The PE department used to fly to Boston, Massachusetts. They now go to Manchester, which the Head of PE says aligns more closely with the curriculum. The Art department used to fly to Berlin and Amsterdam, and they now go to Paris by train, or take the coach to Amsterdam. The French department used to fly to Marseilles, and now they take the train to Paris. The Spanish department used to fly to Santander, but they now take the coach.
Most departments have adapted well, and found close-to-home locations that work well for their trips. Many have found that taking the coach is simpler and less stressful than flying.
Replacing long-haul trips with short-haul coach travel has enabled more students to take part, especially those from low-income backgrounds.
It has been a significant challenge for the Spanish department, because getting to Santander requires a 24 hour coach journey, which is tiring for the staff and the students, although they mostly find it enjoyable.
Year 13 student Kikamma was on the Spanish exchange trip and said, "It’s really nice to be able to go to Spain but to be able to do it in a way that’s environmentally conscious. It’s so important that we do that to have a world for ourselves and for generations to come as well. I think the least we can do is choose not to fly as much as possible."

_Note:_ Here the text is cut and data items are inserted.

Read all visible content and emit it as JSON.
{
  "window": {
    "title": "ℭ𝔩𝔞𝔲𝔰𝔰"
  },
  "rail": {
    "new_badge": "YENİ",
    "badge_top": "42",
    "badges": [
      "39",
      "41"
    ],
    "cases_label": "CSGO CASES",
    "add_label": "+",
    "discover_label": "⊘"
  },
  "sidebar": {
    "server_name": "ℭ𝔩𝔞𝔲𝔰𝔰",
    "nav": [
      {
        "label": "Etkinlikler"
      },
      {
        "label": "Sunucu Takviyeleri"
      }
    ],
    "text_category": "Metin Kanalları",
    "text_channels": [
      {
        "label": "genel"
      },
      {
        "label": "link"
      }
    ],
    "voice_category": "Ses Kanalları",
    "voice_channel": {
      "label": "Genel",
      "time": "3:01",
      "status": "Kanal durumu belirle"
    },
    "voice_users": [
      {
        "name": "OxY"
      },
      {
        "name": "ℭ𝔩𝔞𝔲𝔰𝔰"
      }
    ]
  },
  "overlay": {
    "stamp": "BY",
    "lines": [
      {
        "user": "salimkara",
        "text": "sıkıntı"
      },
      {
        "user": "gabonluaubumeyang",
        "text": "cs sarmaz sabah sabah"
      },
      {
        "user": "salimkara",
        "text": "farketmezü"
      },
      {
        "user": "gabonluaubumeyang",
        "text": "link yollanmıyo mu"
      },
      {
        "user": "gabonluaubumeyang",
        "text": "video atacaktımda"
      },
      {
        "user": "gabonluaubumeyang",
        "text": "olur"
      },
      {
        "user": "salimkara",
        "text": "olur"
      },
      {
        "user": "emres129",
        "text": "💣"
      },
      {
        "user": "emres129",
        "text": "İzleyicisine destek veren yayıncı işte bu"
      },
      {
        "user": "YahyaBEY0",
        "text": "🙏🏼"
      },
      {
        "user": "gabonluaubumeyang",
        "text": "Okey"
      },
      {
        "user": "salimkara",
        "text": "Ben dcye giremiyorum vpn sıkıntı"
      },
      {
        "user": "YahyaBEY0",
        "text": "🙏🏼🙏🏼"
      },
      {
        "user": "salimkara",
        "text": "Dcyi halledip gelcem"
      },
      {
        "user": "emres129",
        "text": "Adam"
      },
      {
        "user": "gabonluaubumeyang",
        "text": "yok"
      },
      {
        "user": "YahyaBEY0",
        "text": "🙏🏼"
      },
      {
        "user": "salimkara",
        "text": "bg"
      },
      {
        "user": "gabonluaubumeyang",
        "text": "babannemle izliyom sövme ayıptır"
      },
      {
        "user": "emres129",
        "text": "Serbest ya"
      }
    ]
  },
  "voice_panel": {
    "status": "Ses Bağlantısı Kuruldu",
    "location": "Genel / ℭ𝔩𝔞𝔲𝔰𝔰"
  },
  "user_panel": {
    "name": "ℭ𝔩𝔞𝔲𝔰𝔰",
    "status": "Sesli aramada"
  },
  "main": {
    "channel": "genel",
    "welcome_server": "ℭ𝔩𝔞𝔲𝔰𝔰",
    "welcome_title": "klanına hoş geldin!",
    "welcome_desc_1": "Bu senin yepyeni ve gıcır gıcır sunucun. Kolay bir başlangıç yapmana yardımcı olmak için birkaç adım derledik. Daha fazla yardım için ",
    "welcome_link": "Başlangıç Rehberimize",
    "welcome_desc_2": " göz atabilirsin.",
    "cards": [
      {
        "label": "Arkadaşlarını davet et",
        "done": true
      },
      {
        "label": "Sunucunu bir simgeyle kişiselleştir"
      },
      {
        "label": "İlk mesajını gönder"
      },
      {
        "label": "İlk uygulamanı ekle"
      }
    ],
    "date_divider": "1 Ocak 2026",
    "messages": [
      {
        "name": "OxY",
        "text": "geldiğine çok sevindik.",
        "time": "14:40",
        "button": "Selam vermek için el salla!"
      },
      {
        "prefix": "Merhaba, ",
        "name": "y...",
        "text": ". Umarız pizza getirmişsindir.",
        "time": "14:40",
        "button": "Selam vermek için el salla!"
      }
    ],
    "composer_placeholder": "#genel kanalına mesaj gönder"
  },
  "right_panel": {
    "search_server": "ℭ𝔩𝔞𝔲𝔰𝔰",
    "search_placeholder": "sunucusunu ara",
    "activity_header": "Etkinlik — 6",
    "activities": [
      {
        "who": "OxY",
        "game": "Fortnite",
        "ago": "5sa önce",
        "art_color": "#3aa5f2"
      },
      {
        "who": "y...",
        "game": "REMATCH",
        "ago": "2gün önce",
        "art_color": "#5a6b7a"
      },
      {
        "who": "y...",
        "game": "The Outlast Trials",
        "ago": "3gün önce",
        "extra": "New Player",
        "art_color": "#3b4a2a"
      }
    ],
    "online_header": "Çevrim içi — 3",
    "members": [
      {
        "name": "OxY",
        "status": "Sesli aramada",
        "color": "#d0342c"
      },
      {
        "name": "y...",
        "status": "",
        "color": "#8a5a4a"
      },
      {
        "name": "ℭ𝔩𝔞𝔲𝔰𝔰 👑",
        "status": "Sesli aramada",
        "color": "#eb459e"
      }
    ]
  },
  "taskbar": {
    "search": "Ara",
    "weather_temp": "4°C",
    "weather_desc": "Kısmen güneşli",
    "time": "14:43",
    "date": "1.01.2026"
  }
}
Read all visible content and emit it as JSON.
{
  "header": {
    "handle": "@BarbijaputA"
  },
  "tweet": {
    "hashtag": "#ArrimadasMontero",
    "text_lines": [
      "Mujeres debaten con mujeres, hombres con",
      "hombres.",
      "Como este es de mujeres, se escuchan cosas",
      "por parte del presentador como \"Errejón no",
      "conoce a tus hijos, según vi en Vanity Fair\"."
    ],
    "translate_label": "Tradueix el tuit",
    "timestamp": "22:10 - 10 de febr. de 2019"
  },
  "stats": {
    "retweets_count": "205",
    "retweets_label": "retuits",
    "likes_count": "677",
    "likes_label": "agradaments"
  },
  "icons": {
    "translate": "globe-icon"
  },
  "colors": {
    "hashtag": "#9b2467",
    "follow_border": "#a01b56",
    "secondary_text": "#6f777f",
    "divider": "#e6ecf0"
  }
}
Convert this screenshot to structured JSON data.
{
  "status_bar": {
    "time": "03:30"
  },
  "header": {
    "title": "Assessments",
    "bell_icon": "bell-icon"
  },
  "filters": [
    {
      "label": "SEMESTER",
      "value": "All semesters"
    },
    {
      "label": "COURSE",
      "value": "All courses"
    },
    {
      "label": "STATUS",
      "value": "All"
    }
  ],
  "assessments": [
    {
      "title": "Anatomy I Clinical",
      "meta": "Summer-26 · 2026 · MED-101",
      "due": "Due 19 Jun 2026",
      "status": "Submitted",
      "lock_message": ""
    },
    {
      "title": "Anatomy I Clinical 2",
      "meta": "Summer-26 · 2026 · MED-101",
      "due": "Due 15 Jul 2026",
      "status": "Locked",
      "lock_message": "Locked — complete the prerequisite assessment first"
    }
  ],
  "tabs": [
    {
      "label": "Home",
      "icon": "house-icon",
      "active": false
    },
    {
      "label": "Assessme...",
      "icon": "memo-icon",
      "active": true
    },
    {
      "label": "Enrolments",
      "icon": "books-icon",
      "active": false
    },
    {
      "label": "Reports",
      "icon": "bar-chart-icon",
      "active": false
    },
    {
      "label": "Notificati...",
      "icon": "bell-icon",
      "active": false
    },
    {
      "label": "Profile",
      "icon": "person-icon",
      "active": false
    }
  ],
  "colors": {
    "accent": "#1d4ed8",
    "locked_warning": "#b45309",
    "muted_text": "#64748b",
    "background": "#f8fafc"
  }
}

What support is available?
Flight Free UK will help, advise and support the school throughout the project.
At the start of the project, the school will:
- assign a member of staff (usually the Sustainability Lead) to be the project liaison
- arrange an initial meeting with the SLT (online or in-person)
- provide information about the number and type of trips currently taken to establish baseline data
Flight Free UK will work with departmental staff to help gather data, plan trips, and share the scheme with parents and the wider school community.
With Flight Free UK’s help, the school will carry out a survey at the end of the year among students, staff and parents to gather data on the outcomes and experiences of participants.